Education

UA president wants regents to pull back on $320,000 bonus

FAIRBANKS -- The biggest back-to-school controversy at the University of Alaska this year has been the $320,000 bonus the UA Board of Regents offered to UA President Pat Gamble, a financial incentive that will be reconsidered at Gamble's request.

The regents are meeting in Anchorage Monday and are likely to vote on whether the bonus should be canceled. Gamble told the Fairbanks Chamber of Commerce Tuesday he wants the regents to reconsider the plan, adding that the controversy has been bad for the institution and a distraction.

"I very much appreciate the board's support, but this issue will remain the elephant in the room every time we meet with faculty, staff, a donor or a legislator," Gamble told the chamber. "The decision ultimately is up to the board, but the timing isn't right and I think the board is very sensitive to that now."

Gamble said he wants to "put this issue to rest" and focus on the tough challenges facing UA. The regents approved the bonus 10-1 in June, saying Gamble is doing an exceptional job.

"Gamble is an accomplished, nationally known and exceptional leader who could readily take his skills elsewhere or simply decide to retire," Pat Jacobson, chairwoman of the board of regents, wrote in defending the bonus plan. The decision by the regents has become a public relations problem in the past couple of months, but with Gamble saying that a new approach is needed, it is unlikely to survive the next vote.

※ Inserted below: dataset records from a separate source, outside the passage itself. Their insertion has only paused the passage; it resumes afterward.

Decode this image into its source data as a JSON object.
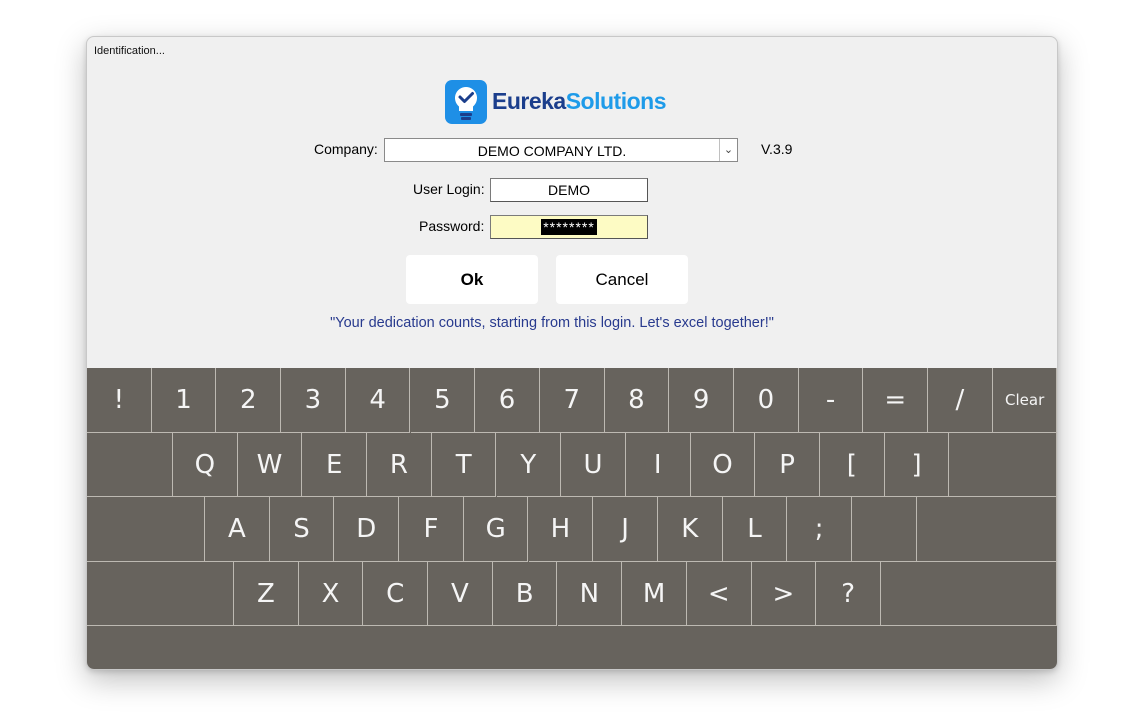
{
  "window": {
    "title": "Identification..."
  },
  "logo": {
    "word1": "Eureka",
    "word2": "Solutions",
    "brand_dark": "#1b3e8c",
    "brand_light": "#1e9be9"
  },
  "form": {
    "company_label": "Company:",
    "company_value": "DEMO COMPANY LTD.",
    "version": "V.3.9",
    "user_label": "User Login:",
    "user_value": "DEMO",
    "password_label": "Password:",
    "password_mask": "********"
  },
  "buttons": {
    "ok": "Ok",
    "cancel": "Cancel"
  },
  "motto": "\"Your dedication counts, starting from this login. Let's excel together!\"",
  "keyboard": {
    "row1": [
      "!",
      "1",
      "2",
      "3",
      "4",
      "5",
      "6",
      "7",
      "8",
      "9",
      "0",
      "-",
      "=",
      "/",
      "Clear"
    ],
    "row2": [
      "Q",
      "W",
      "E",
      "R",
      "T",
      "Y",
      "U",
      "I",
      "O",
      "P",
      "[",
      "]"
    ],
    "row3": [
      "A",
      "S",
      "D",
      "F",
      "G",
      "H",
      "J",
      "K",
      "L",
      ";"
    ],
    "row4": [
      "Z",
      "X",
      "C",
      "V",
      "B",
      "N",
      "M",
      "<",
      ">",
      "?"
    ]
  },
  "colors": {
    "keyboard_bg": "#67635d",
    "password_bg": "#fdfbc4",
    "motto": "#283a8e"
  }
}
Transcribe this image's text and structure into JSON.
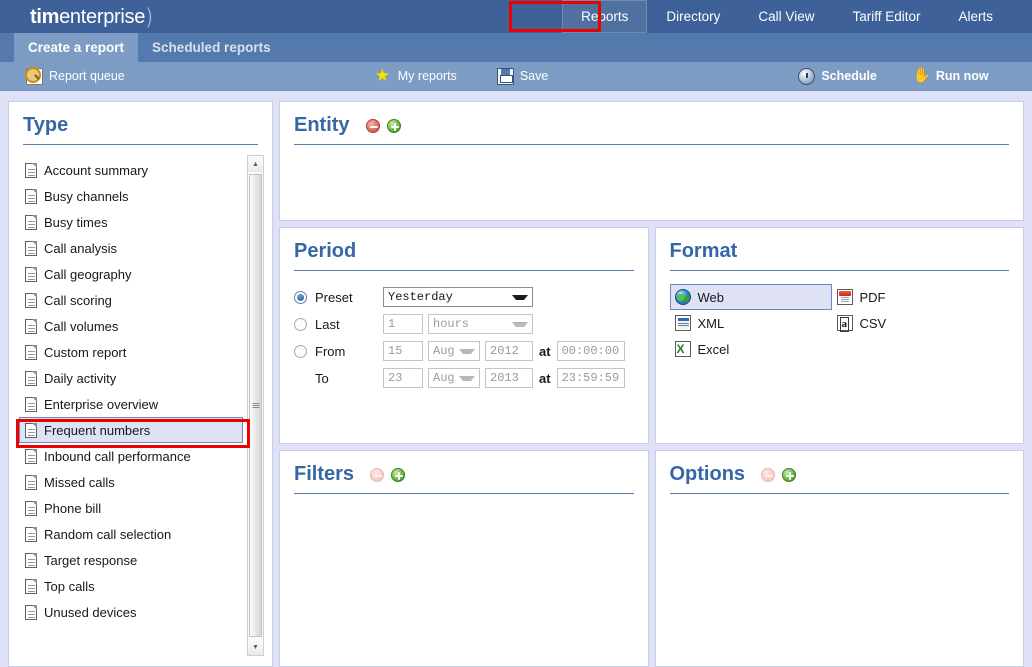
{
  "brand": {
    "bold": "tim",
    "regular": "enterprise",
    "swoosh": ")"
  },
  "topnav": {
    "items": [
      {
        "label": "Reports",
        "active": true
      },
      {
        "label": "Directory",
        "active": false
      },
      {
        "label": "Call View",
        "active": false
      },
      {
        "label": "Tariff Editor",
        "active": false
      },
      {
        "label": "Alerts",
        "active": false
      }
    ]
  },
  "tabs": [
    {
      "label": "Create a report",
      "active": true
    },
    {
      "label": "Scheduled reports",
      "active": false
    }
  ],
  "toolbar": {
    "report_queue": "Report queue",
    "my_reports": "My reports",
    "save": "Save",
    "schedule": "Schedule",
    "run_now": "Run now",
    "run_glyph": "↯"
  },
  "type_panel": {
    "title": "Type",
    "selected": "Frequent numbers",
    "items": [
      "Account summary",
      "Busy channels",
      "Busy times",
      "Call analysis",
      "Call geography",
      "Call scoring",
      "Call volumes",
      "Custom report",
      "Daily activity",
      "Enterprise overview",
      "Frequent numbers",
      "Inbound call performance",
      "Missed calls",
      "Phone bill",
      "Random call selection",
      "Target response",
      "Top calls",
      "Unused devices"
    ]
  },
  "entity_panel": {
    "title": "Entity",
    "minus_enabled": true,
    "plus_enabled": true
  },
  "period_panel": {
    "title": "Period",
    "selected_mode": "Preset",
    "preset": {
      "label": "Preset",
      "value": "Yesterday"
    },
    "last": {
      "label": "Last",
      "amount": "1",
      "unit": "hours"
    },
    "from": {
      "label": "From",
      "day": "15",
      "month": "Aug",
      "year": "2012",
      "at": "at",
      "time": "00:00:00"
    },
    "to": {
      "label": "To",
      "day": "23",
      "month": "Aug",
      "year": "2013",
      "at": "at",
      "time": "23:59:59"
    }
  },
  "format_panel": {
    "title": "Format",
    "selected": "Web",
    "left_items": [
      {
        "label": "Web",
        "icon": "web-icon"
      },
      {
        "label": "XML",
        "icon": "xml-icon"
      },
      {
        "label": "Excel",
        "icon": "excel-icon"
      }
    ],
    "right_items": [
      {
        "label": "PDF",
        "icon": "pdf-icon"
      },
      {
        "label": "CSV",
        "icon": "csv-icon"
      }
    ]
  },
  "filters_panel": {
    "title": "Filters",
    "minus_enabled": false,
    "plus_enabled": true
  },
  "options_panel": {
    "title": "Options",
    "minus_enabled": false,
    "plus_enabled": true
  },
  "colors": {
    "header_blue": "#3d6198",
    "tab_blue": "#5379ad",
    "toolbar_blue": "#7d9cc4",
    "page_bg": "#dfe1f6",
    "panel_title": "#3766a6",
    "selection_bg": "#dfe2f5",
    "selection_border": "#6f86c0",
    "annotation_red": "#ee0000"
  }
}
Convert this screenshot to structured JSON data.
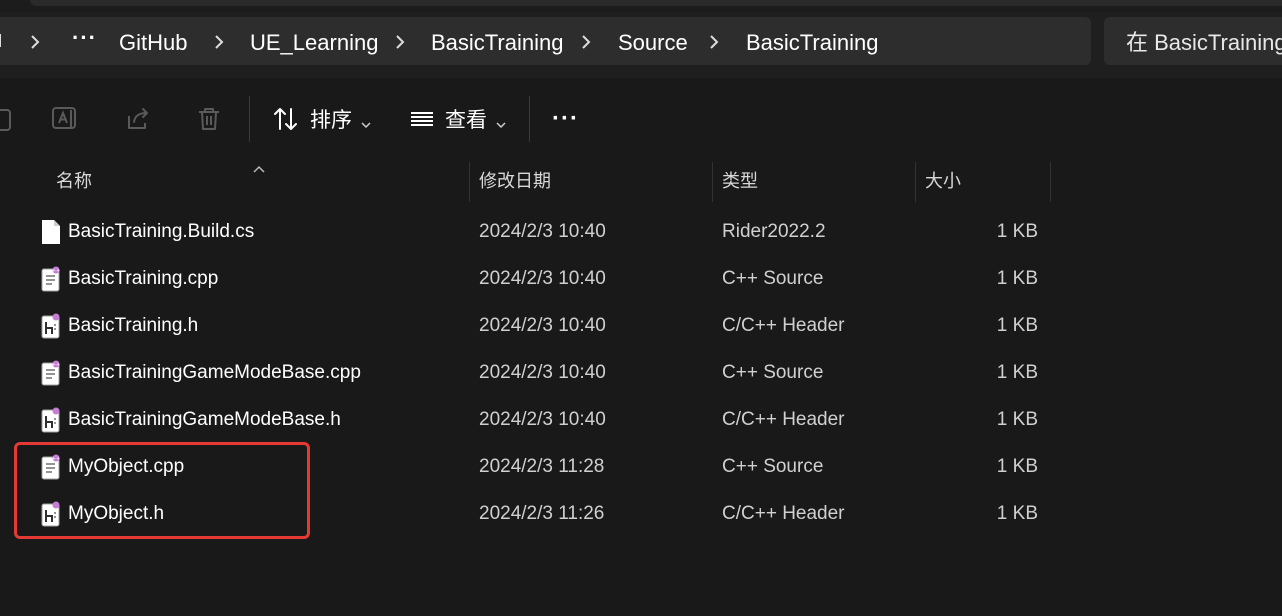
{
  "breadcrumb": {
    "items": [
      "GitHub",
      "UE_Learning",
      "BasicTraining",
      "Source",
      "BasicTraining"
    ],
    "overflow": "···"
  },
  "search": {
    "placeholder": "在 BasicTraining"
  },
  "toolbar": {
    "sort_label": "排序",
    "view_label": "查看",
    "more_label": "···"
  },
  "columns": {
    "name": "名称",
    "date": "修改日期",
    "type": "类型",
    "size": "大小"
  },
  "files": [
    {
      "name": "BasicTraining.Build.cs",
      "date": "2024/2/3 10:40",
      "type": "Rider2022.2",
      "size": "1 KB",
      "icon": "generic-file-icon"
    },
    {
      "name": "BasicTraining.cpp",
      "date": "2024/2/3 10:40",
      "type": "C++ Source",
      "size": "1 KB",
      "icon": "cpp-file-icon"
    },
    {
      "name": "BasicTraining.h",
      "date": "2024/2/3 10:40",
      "type": "C/C++ Header",
      "size": "1 KB",
      "icon": "header-file-icon"
    },
    {
      "name": "BasicTrainingGameModeBase.cpp",
      "date": "2024/2/3 10:40",
      "type": "C++ Source",
      "size": "1 KB",
      "icon": "cpp-file-icon"
    },
    {
      "name": "BasicTrainingGameModeBase.h",
      "date": "2024/2/3 10:40",
      "type": "C/C++ Header",
      "size": "1 KB",
      "icon": "header-file-icon"
    },
    {
      "name": "MyObject.cpp",
      "date": "2024/2/3 11:28",
      "type": "C++ Source",
      "size": "1 KB",
      "icon": "cpp-file-icon"
    },
    {
      "name": "MyObject.h",
      "date": "2024/2/3 11:26",
      "type": "C/C++ Header",
      "size": "1 KB",
      "icon": "header-file-icon"
    }
  ],
  "colors": {
    "background": "#191919",
    "highlight": "#e53935",
    "file_badge": "#c77dd6"
  }
}
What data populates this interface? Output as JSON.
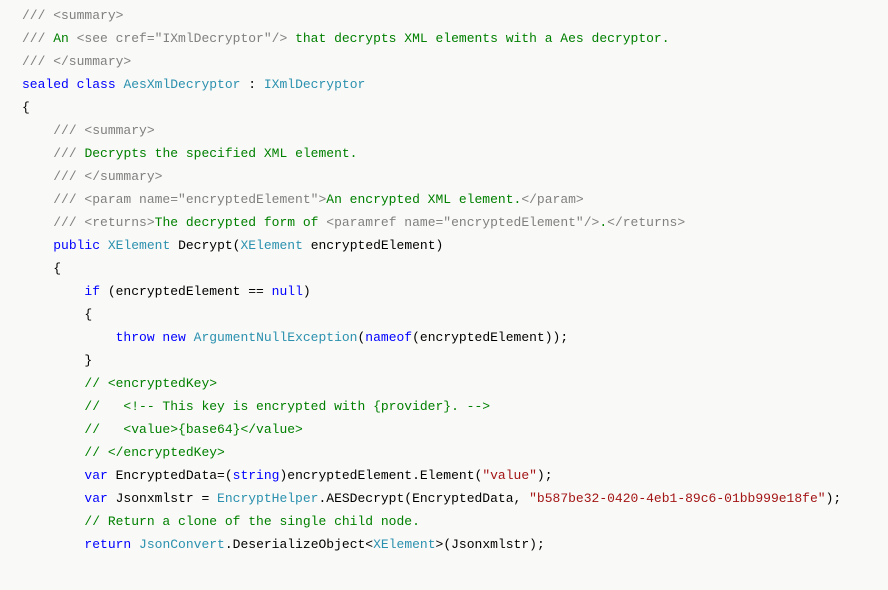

Gamble made the comments during a presentation on "Shaping Alaska's Future" at the Carlson Center. He said the controversy over the bonus, which the regents approved at the same time the university is cutting the budget throughout the system, is hurting the university. Gamble makes $320,000 a year. The regents told him that if he stays until May 2016, he will collect a $320,000 bonus.

"The board understood at the time the decision was made on the retention incentive that reasonable people might disagree with us, particularly since it comes during difficult budgetary times for the entire state," Jacobson wrote last month. "We see some of that disagreement playing out in newspaper editorials and blogs in recent weeks."

Abel Bult-Ito, a professor and faculty union leader, said the bonus was not warranted that the the regents are "out of touch with the realities faced by many UA students and with the academic mission of the university."